I was a bit hesitant about reading "High Fidelity," since I know nothing about the current (even remotely current) music scene. I think I could recognize a Frank Sinatra rendition, or maybe even Simon & Garfunkel, but other than that, it's strictly the ancient guys. But although pop music was woven throughout the entire novel, it never sidetracked me from Hornby's main focus on the characters: Rob (the narrator and protagonist), Barry, Dick, and Laura.

Rob is obsessed with sex - and even more obsessed with thinking about it. Nothing unusual or wrong with that. More power to him. You even love him for being so flummoxed by sex. He also thinks a lot about his life - how baffling it is and how unfair that it hasn't turned out better for him. He just sort of bumbles along, then makes lists when prospects seem too overwhelming.

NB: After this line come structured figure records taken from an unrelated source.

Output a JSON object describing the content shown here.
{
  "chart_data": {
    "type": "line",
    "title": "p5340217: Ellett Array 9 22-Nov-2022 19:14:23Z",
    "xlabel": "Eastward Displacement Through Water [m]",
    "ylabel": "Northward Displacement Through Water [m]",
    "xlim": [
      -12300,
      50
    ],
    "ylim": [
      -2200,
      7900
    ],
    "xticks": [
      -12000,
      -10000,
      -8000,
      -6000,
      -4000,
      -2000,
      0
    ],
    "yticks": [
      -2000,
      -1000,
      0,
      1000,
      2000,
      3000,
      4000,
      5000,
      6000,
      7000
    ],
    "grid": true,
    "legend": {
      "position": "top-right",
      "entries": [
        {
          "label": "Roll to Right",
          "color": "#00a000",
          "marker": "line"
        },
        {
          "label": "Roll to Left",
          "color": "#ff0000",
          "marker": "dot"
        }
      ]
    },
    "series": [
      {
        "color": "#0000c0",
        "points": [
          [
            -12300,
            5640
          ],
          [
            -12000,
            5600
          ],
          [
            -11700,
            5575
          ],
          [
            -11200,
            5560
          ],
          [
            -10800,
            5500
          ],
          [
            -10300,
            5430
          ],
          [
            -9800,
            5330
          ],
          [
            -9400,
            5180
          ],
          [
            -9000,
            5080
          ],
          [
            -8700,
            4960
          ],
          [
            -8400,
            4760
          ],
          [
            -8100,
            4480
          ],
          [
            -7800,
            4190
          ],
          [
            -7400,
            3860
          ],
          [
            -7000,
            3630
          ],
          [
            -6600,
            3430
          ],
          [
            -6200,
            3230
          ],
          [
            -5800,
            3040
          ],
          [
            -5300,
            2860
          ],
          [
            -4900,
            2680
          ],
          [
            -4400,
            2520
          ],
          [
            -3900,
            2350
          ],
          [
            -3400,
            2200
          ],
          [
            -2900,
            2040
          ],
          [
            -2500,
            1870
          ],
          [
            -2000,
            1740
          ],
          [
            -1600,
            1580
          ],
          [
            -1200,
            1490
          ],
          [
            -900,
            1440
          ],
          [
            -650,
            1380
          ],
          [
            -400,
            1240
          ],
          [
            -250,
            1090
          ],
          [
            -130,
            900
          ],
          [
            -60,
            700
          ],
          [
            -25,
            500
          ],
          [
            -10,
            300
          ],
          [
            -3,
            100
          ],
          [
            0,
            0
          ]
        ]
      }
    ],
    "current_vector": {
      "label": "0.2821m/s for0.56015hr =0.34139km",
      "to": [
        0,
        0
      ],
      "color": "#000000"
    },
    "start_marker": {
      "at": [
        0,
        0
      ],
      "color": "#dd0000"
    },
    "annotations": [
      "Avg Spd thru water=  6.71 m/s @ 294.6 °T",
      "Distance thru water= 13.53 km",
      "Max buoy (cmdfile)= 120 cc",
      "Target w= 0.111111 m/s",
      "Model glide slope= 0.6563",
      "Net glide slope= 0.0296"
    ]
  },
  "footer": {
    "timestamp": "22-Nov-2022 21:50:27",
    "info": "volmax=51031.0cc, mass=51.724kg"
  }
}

What I like so much about Rob (and other Hornby characters) is that the reader gets to peer inside their heads. You get to know what they are really thinking. Not that their thinking is particularly profound. It's just a sort of puttering along, here and there, without much focus. And that seems (and feels) so human. 4-1/2 stars
Breder
I enjoyed the story line and the book. It was assigned in my novel writing class at Emerson College. The writing was clear and a good beginner's writing sample. Unfortunately, I had already seen the movie and I wasn't looking forward to reading it. I can say slidly that it was much better than the movie with John Cusack. If you've seen the actor, you know the type of movies he's type-cast in. Either you like him or not. I usually like his work. I like Nick Hornby's version much better.